There’s nothing scarier than pumpkins, apparently. Pumpkinhead would like to make you think that one of the scariest objects you could encounter in the dark is, in fact, a villainous, orange squash. In some ways, that is true, and whilst this Lance Henriksen led horror is, in fact, devoid of pumpkins, director Stan Winston puts together a solid enough attempt at a creepy environment plagued by a vengeful father, who seeks help from a witch. I’m not a horror junkie, and have yet to really divulge any parts of the genre, so the best place to start is a film about pumpkin monsters, I suppose.
Pumpkinhead himself, looking like a slightly anaemic Xenomorph, terrorises our group of characters and deals with them in a relatively quick fashion. I’m not entirely sure what Pumpkinhead has to do with pumpkins, nor do I know if any pumpkin can sprout arms, legs, teeth and the brain power necessary to torment a group of somewhat troublesome, bland teenage caricatures. Summoned by a witch as an act of vengeance, the torment begins and ends relatively quickly. Much of the film dedicates itself to faux build-up, with no real depth going into any of the characters. It manages to avoid cliché style with characters that don’t fall to predictability. They instead teeter on the fence, never quite falling into detestable or enjoyable, they’re merely present. Ripe for the pumpkin monsters picking.
With Lance Henriksen in the leading role, I did indeed have high hopes. Henriksen seems to be a staple of 80s classics, with Aliens, The Terminator and Near Dark. His performance as Ed Harley is fine, one that starts off strong but soon devolves into rather meandering brushes with tedium. An interesting character, devoid of any real, major interest thanks to an unwieldy plot. There’s not so much you can do with a straight forward horror where a monster terrorises a group, but I wasn’t expecting Pumpkinhead to re-invent the wheel. All I wanted was good, gory fun. What I got was rather underwhelming.

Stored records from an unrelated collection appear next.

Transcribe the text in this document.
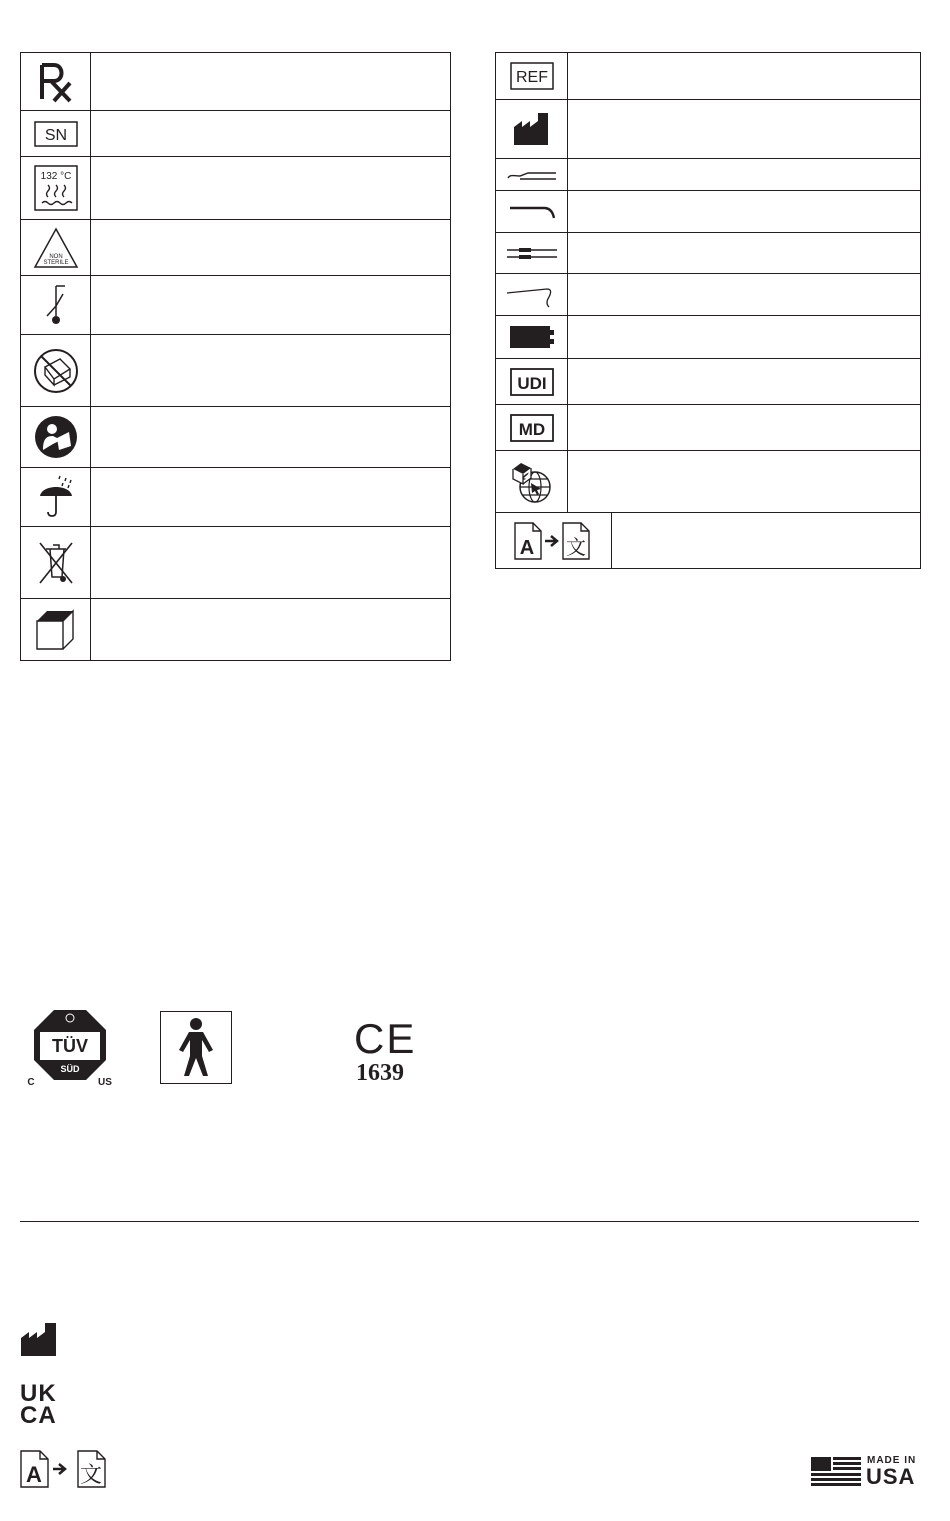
SN	

132 °C	

NON
STERILE	

REF		

UDI		

MD		

A 文		

TÜV
SÜD
C	US
CE
1639
UK
CA
A 文
MADE IN
USA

The kills are apparently the most engaging part of a slasher or horror, so it’s surprising to see that all of the deaths within this grisly, eerie setting are rather drab and predictable.
Boiling down to Pumpkinhead picking up one character and then dropping them on/throwing them through various objects around a barren wasteland of a sparsely populated town makes for rather boring moments. Henriksen, by this point, has fallen apart entirely. His performance of a good-natured father turns sour, he soon dons the cold, furrowed brow we all come to fear, and from there it’s just not all that interesting. He mopes around, his mouth agape half the time, the other half spent scowling at these meddling kids.
Not the worst introduction to forgotten horror flicks, as I’m sure it could’ve been far greater a disaster than this. A lot is left to be desired from Pumpkinhead, a film that nails the atmosphere with some chilling and beautifully choreographed scenes from director Stan Winston, it’s just a shame none of it comes together to provide something scary or entertaining. A colourful, technical marvel, packed to the gills with cannon fodder characters we never get to know, and a leading performer who finds himself in over his depth. I hate to inform you of this, but the monster has no physical resemblance to a pumpkin either, so apologies to those that have been let down by this.